In the meantime, Delaware agencies are working with the Allen Harim folks who - upriver from the power plant - want to convert the former Vlasic pickle plant into a chicken processing facility. The big questions, of course, are how will the existing brownfield site be cleaned up, what steps will be taken to ensure that the chicken processing facility doesn’t harm an environment on the mend, and how will traffic to and from the plant be managed so it doesn’t become a negative.

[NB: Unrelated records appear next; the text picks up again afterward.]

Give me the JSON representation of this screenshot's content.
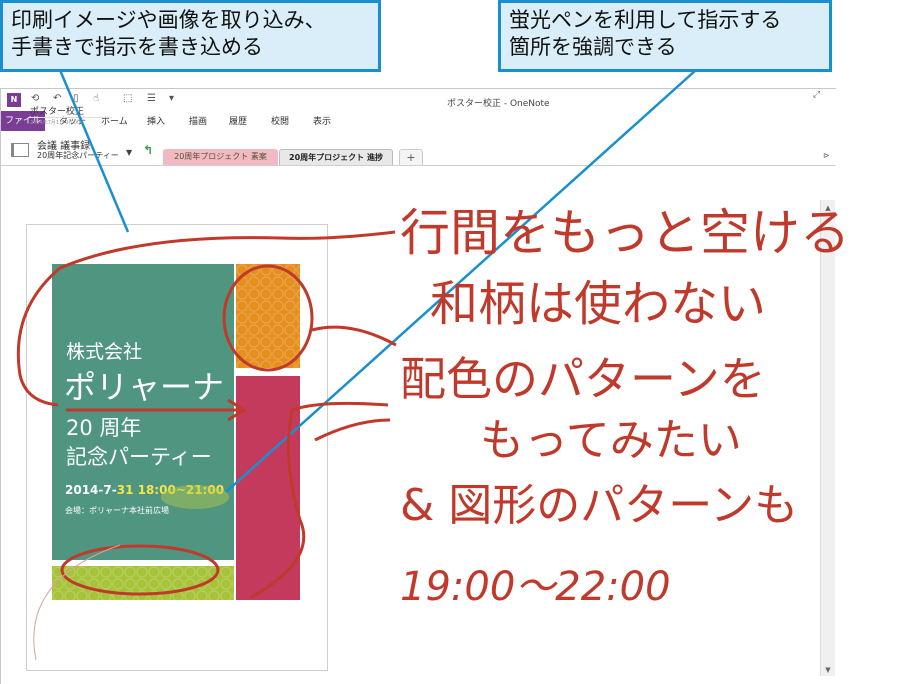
{
  "callouts": {
    "left_line1": "印刷イメージや画像を取り込み、",
    "left_line2": "手書きで指示を書き込める",
    "right_line1": "蛍光ペンを利用して指示する",
    "right_line2": "箇所を強調できる"
  },
  "window": {
    "title": "ポスター校正 - OneNote",
    "app_icon": "N"
  },
  "ribbon": {
    "tabs": [
      "ファイル",
      "タッチ",
      "ホーム",
      "挿入",
      "描画",
      "履歴",
      "校閲",
      "表示"
    ]
  },
  "notebook": {
    "name": "会議 議事録",
    "section": "20周年記念パーティー",
    "dropdown": "▼",
    "back": "↰",
    "section_tabs": [
      "20周年プロジェクト 素案",
      "20周年プロジェクト 進捗"
    ],
    "add_tab": "+"
  },
  "page": {
    "title": "ポスター校正",
    "date": "2014年7月1日 10:00"
  },
  "poster": {
    "company": "株式会社",
    "name": "ポリャーナ",
    "anniversary": "20 周年",
    "party": "記念パーティー",
    "date_prefix": "2014-7-",
    "date_highlight": "31 18:00~21:00",
    "venue": "会場：ポリャーナ本社前広場"
  },
  "ink_notes": {
    "line1": "行間をもっと空ける",
    "line2": "和柄は使わない",
    "line3": "配色のパターンを",
    "line4": "もってみたい",
    "line5": "& 図形のパターンも",
    "time": "19:00～22:00"
  },
  "colors": {
    "callout_border": "#1a8fd0",
    "callout_fill": "#d9eef8",
    "ink": "#c0392b",
    "poster_green": "#4f9580",
    "poster_orange": "#e48f1e",
    "poster_crimson": "#c33a5d",
    "poster_lime": "#a6c33a",
    "app_purple": "#7b3c96"
  }
}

At least from most outward appearances, the Indian River power plant - though certainly not a picturesque waterfall - is settling into a relatively peaceful coexistence with its surrounding environment while still generating significant electricity for a growing region. Burning coal - between particulate matter that still makes it past some of the industry’s most sophisticated scrubbers and the residual fly ash that must be handled - still has its problems. Gaier said if cleaner-burning natural gas pipelines get close by, NRG will definitely take a look at the benefits of a conversion.

As for the Allen Harim chicken plant proposal, the people of the Indian River area will be watching closely. They know there is great economic pressure to make this happen. People need jobs. As Sen. Bob Venables said recently, those objecting to the proposal need to stand in the shoes of those looking to get back to work.

But, it took decades to start reversing serious pollution from Indian River ‘s coal-burning generators and wastewater from other facilities being dumped in the river. Now that’s happening, the people of Indian River don’t want to see the environmental gains erased by the advent of a new industry.

No doubt 21st century technology can address the environmental issues and help sustain the beauty of Indian River, but only if our government representatives demand the proper safeguards and commit themselves to closely monitoring operations as long as the new facility, if approved, remains in production.